College Law to launch new Project on Federalism and Separation of Powers in a Global Era

03/02/2011
Ruth McGregor
A new project is being launched at the Sandra Day O’Connor College of Law that will investigate new inter-governmental structures that are forming and develop cutting-edge ideas and policy recommendations for managing these emerging relationships.

The Project on Federalism and Separation of Powers in a Global Era will be introduced as part of the College’s national conference, “Combating Human Trafficking: How Coordinating International, Federal and State Law can Prevent and Punish Exploitation While Protecting Victims.” The conference will be on Friday, March 11, in the Great Hall of Armstrong Hall on ASU’s Tempe campus, and is free and open to the public. (See http://conferences.asucollegeoflaw.com/humantrafficking for details and to register.)

The Project is led by Arizona Supreme Court Chief Justice Ruth V. McGregor (ret.), a Distinguished Jurist-in-Residence at the College of Law.

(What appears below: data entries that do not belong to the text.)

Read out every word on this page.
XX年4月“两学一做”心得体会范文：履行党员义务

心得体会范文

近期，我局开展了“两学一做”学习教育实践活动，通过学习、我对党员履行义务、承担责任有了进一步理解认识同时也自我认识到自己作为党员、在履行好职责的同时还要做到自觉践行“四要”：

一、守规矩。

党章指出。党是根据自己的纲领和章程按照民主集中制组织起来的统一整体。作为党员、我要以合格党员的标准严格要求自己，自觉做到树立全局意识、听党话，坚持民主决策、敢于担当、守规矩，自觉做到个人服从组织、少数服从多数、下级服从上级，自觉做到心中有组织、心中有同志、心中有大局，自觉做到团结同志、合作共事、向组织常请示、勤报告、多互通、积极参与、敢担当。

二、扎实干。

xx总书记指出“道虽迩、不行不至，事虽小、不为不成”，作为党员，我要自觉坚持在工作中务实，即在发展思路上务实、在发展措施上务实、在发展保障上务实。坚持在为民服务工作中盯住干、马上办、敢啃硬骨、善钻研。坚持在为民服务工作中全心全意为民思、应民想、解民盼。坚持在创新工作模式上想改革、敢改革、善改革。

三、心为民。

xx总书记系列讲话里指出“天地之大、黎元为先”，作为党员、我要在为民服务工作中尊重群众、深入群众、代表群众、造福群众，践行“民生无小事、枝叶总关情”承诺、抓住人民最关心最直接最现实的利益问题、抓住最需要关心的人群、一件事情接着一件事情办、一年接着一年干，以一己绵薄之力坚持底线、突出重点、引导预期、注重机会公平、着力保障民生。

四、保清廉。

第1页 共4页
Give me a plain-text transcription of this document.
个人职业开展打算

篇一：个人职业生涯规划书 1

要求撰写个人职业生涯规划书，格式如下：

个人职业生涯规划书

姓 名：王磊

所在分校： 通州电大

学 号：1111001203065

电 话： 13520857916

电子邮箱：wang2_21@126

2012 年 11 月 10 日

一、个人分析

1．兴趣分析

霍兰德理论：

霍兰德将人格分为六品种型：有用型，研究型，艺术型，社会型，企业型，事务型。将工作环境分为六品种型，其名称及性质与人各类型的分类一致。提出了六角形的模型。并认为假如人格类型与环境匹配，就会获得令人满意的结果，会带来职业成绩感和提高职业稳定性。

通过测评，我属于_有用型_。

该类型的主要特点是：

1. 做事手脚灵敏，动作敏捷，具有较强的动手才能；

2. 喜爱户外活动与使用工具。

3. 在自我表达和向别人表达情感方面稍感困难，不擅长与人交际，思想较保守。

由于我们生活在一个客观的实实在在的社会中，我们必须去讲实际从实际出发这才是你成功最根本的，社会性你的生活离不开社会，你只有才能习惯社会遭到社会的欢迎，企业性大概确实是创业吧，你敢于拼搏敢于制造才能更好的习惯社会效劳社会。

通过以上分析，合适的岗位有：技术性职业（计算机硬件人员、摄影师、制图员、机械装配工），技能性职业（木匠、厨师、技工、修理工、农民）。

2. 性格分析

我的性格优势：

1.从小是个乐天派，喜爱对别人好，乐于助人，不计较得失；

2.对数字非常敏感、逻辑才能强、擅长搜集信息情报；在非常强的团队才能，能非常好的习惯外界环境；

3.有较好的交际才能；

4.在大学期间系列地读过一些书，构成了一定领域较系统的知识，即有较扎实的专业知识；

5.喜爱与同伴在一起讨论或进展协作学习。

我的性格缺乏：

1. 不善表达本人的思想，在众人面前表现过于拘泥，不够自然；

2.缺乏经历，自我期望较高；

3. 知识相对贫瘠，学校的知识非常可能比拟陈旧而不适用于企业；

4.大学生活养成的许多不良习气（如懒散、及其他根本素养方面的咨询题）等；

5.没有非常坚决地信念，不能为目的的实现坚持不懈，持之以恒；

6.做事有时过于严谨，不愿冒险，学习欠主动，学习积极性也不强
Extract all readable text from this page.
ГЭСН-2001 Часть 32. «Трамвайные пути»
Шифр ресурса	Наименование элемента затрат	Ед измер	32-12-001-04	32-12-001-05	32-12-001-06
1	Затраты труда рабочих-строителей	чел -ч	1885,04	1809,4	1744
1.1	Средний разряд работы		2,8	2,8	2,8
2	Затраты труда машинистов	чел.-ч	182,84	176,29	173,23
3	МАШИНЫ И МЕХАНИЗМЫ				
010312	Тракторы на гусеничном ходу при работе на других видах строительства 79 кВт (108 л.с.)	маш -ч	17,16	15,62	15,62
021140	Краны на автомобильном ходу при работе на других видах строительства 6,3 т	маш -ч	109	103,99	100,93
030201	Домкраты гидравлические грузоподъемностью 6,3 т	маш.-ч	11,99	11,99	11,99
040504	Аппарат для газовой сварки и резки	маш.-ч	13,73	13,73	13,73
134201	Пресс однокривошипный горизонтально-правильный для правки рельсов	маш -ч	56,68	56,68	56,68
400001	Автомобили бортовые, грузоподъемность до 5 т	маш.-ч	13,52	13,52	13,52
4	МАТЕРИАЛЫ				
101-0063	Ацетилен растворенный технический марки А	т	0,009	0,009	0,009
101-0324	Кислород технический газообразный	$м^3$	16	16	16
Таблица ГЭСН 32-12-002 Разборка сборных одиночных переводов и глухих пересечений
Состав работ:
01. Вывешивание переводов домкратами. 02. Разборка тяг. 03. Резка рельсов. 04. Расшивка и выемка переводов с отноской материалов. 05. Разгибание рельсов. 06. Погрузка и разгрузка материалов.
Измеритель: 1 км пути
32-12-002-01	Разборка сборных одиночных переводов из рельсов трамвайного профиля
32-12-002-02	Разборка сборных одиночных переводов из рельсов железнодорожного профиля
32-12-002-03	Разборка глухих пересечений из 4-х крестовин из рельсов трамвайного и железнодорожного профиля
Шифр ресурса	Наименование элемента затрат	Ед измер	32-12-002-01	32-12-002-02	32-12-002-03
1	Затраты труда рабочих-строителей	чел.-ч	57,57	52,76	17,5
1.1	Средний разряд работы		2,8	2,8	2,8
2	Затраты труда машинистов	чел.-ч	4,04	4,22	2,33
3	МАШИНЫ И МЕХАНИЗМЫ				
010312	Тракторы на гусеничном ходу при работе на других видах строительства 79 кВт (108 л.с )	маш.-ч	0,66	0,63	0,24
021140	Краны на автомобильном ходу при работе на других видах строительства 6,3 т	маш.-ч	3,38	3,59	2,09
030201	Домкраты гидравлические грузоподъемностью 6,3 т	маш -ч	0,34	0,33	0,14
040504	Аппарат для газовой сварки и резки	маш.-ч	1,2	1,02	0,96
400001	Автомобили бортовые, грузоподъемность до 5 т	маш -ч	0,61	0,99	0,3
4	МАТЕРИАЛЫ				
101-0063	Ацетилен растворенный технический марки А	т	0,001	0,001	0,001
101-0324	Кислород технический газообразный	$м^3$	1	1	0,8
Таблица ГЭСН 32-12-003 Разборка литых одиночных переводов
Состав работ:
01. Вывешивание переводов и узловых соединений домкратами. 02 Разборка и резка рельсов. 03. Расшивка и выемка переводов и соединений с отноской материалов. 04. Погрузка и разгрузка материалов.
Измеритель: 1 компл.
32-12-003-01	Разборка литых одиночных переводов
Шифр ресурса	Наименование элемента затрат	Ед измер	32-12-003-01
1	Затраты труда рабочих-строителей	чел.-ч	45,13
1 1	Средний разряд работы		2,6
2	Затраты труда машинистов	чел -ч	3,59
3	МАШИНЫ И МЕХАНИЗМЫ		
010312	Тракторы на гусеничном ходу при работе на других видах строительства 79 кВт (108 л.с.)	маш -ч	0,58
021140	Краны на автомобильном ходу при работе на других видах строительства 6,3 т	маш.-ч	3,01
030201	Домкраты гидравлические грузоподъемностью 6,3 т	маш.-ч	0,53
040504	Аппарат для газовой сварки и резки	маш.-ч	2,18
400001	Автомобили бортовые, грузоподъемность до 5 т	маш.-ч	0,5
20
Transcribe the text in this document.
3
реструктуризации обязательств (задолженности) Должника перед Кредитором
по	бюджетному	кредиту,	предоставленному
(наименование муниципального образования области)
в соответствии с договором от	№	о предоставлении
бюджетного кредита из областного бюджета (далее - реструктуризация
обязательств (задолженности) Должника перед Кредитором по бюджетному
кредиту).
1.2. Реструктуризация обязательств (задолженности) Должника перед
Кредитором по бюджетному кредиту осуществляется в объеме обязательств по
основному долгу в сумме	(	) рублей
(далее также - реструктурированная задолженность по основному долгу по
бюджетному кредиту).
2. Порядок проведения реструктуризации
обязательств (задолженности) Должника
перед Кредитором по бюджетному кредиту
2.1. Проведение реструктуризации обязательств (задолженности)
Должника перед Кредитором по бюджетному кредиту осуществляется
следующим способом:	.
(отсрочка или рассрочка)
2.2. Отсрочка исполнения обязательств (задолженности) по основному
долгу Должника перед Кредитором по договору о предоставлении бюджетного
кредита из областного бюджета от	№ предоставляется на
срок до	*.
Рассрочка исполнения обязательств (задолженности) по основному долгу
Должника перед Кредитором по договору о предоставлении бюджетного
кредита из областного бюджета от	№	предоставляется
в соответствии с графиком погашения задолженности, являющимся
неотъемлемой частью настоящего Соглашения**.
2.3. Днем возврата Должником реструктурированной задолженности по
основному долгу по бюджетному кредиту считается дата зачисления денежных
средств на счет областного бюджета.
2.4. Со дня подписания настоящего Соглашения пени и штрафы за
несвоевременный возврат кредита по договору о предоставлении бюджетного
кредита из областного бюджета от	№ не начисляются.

McGregor, who will open the conference with U.S. Supreme Court Justice Sandra Day O’Connor (ret.), also is teaching a Human Trafficking Seminar at the law school this semester.

“As our world becomes ever smaller, the need for governmental and non-governmental entities to cooperate and collaborate to resolve issues of common interest becomes greater,” said McGregor of the Project. “We developed this Project to answer that need. ‘Combating Human Trafficking,’ which is the Project's initial conference, recognizes the need to bring international, national and local entities together to discuss the best approaches to combat the devastation being caused by human trafficking.”

Topics for exploration within the Project include:
• the appropriate spheres of federal and state authority with regard to stimulus projects
• the costs to the states and management of various health insurance proposals
• state implementation of and resistance to international law norms
• the bifurcation of power regarding immigration
• comparative analyses of other federal systems around the globe

Paul Schiff Berman, Dean of the College of Law, said it has become clear that no community exists in a vacuum, and that no governmental entity can operate in isolation from other governments.

“Whether on matters of economic recovery, climate change policy, criminal justice, immigration, taxation or a host of others, local governments will – like it or not – be subject to pressures from other regional, national or international governance bodies,” Berman said. “At the same time, local governments are increasingly recognized as essential to political reform, essential to development, essential to sustainability, and so on. Thus, the interactions and influences flow in multiple directions.”